For one East Texas facility, the Columbia disaster changed them forever. The Columbia Scientific Balloon Facility is a NASA launch site that became a debris collection site in the months after the shuttle crashed.
Located in the piney woods of Palestine, the facility has been there for more than 50 years, but after the shuttle crash, they changed their name to honor those lost on February 1, 2003.
"A local civic organization got together and decided to rename us in honor of the shuttle disaster," said Michelle Johnson, network administrator for The Columbia Scientific Balloon Facility.
The Columbia Scientific Balloon Facility has been a NASA balloon launch point since 1962, but in 2003, things changed.
"We think back on that time with a lot of sadness, because it was obviously a time of great sadness for the country, but particularly those who work with NASA," said CSBF site manager, Danny Ball.
With the large amount of debris that fell in Palestine, the facility became a make-shift collection site.

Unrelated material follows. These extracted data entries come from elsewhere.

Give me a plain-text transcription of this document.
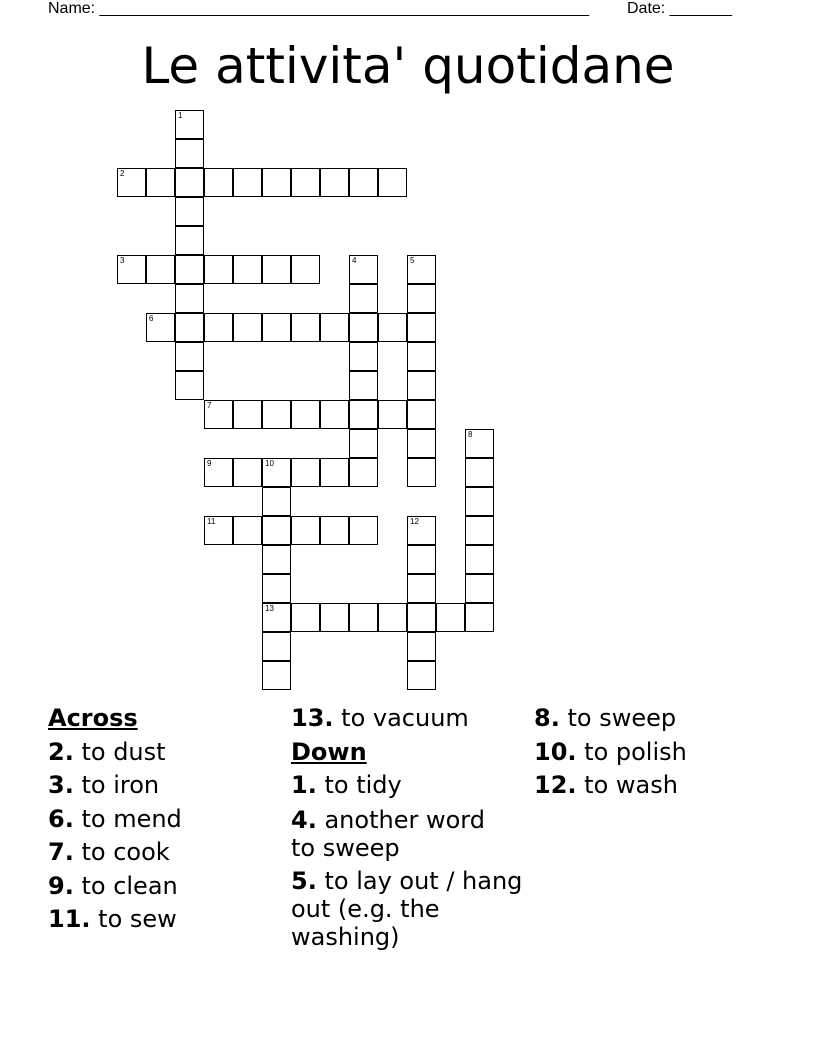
Name: _______________________________________________________ Date: _______
Le attivita' quotidane
1
2
3	4	5
6
7
8
9	10
13
11	12
Across
2. to dust
3. to iron
6. to mend
7. to cook
9. to clean
11. to sew
13. to vacuum
Down
1. to tidy
4. another word to sweep
5. to lay out / hang out (e.g. the washing)
8. to sweep
10. to polish
12. to wash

"It upset our life for months because we had upwards of three hundred people with the debris collection team here for three months," Ball said.
It was a time that changed the community, so much so that local donors paid to have the facilities name changed and a plaque donated.
"The community came together and just made sure everything was handled and whatever help people needed, they got it. We just really came together," Johnson said.
Today, the balloon facility is one of 62 launch sites in the world that send large balloons with scientific plods at the bottom into the atmosphere, near space. The data is recorded in a control center, where they are able to track the balloons.
Facility operators said they're proud to bear the Columbia name and honor those that lost their lives.